Tüm bu nedenlerle davacı vekilinin istinaf başvurusunun kamu düzenine aykırılık ve yasa nedeniyle kabulüne, ilk derece mahkemesi kararının kaldırılmasına karar vermek gerekmiş ve takdiren aşağıdaki şekilde hüküm kurulmuştur.
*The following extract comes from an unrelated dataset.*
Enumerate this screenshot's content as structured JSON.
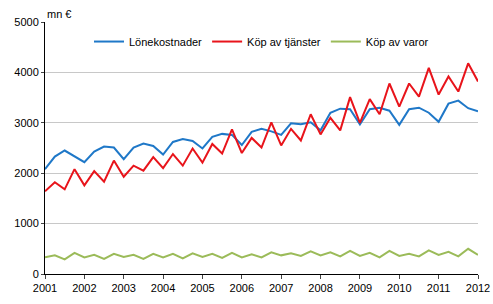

HÜKÜM: Yukarıda açıklanan nedenlerle;
A)1-Davacı vekilinin istinaf başvurusunun kamu düzenine aykırılık ve yasa nedeniyle KABULÜNE,
2-Konya 2. Asliye Ticaret Mahkemesi’nin 20/12/2019 tarih ve 2019/539 Esas 2019/783 Karar sayılı kararının KALDIRILMASINA,
B)1-Davalı şirket hakkındaki davanın 16.872,63 Euro kısmı yönünden kesin hüküm dava şartı yokluğu nedeniyle USULDEN REDDİNE,
2-Davalı şirket hakkındaki bakiye 19.935,27 EURO ile diğer davalı … hakkında açılan 36.807,90 EURO’ luk davada 3332 sayılı yasanın geçici 4. maddesi gereğince KARAR VERİLMESİNE YER OLMADIĞINA,
3-Alınması gerekli olan 80,70 TL harçtan peşin alınan 44,40 TL harcın mahsubu ile bakiye 36,30 TL harcın davalı şirketten tahsil edilerek Hazineye irat kaydına,
4-İlk derece mahkemesi karar tarihinden sonra kararda yer alan ve davacı yana iadesine karar verilen 1.223,35 TL harcın davacıya iadesi yönünde vergi dairesine müzekkere yazıldığından bu hususta yeniden karar verilmesine yer olmadığına,
5-Davacı tarafça yapılan 21,15 TL başvuru harcı, 44,40 TL peşin harç, 900,00 TL bilirkişi ücreti, 170,80 TL keşif, 216,50 TL posta ve tebligat gideri olmak üzere toplam 1.447,15 TL yargılama giderlerinin davalı şirketten alınarak davacıya verilmesine,
6-İstinaf karar tarihinde yürürlükte bulunan AAÜT gereğince takdir olunan 9.200,00 TL vekalet ücretinin davalı şirketten alınarak davacıya verilmesine,
7-İstinaf karar tarihinde yürürlükte bulunan AAÜT gereğince, davanın reddedilen kısmı yönünden takdir olunan 9.200,00 TL vekalet ücretinin davacıdan alınarak davalı şirkete verilmesine,
8-Artan gider avansı olması halinde karar kesinleştiğinde ve talepleri halinde yatırana iadesine,
C)1-Davacı tarafından yatırılan 54,40 TL istinaf karar harcı ile 148,60 TL istinaf kanun yoluna başvurma harcının talep halinde davacıya iadesine,
2-Davacı tarafından istinaf aşamasında posta ve tebligat gideri olarak yapılan 178,50 TL yargılama giderinin davalı şirketten alınarak davacıya verilmesine,
3-İstinaf incelemesi sırasında açılan duruşma Yargıtay bozma ilamı sonucu karar vermek üzere kanunen açıldığı gözetilerek Yargıtay Hukuk Genel Kurulu’nun 04/03/2021 tarih ve 2021/2-96 Esas 2021/205 Karar sayılı emsal içtihatı da gözetilerek taraflar yararına vekalet ücreti taktirine yer olmadığına,
4-Davalı şirket tarafından yapılan yargılama giderlerinin üzerinde bırakılmasına,
Dair, taraf vekillerinin yokluğunda HMK’nın 361. maddesi uyarınca gerekçeli kararın tebliğinden itibaren iki haftalık süre içerisinde Yargıtay’da temyiz kanun yolu açık olmak üzere oy birliği ile karar verildi. 20/12/2022

Başkan – Üye – Üye – Zabıt Katibi –

Bu belge 5070 sayılı Elektronik İmza Kanunu hükümlerine göre UYAP sistemi üzerinden elektronik imza ile imzalanmıştır.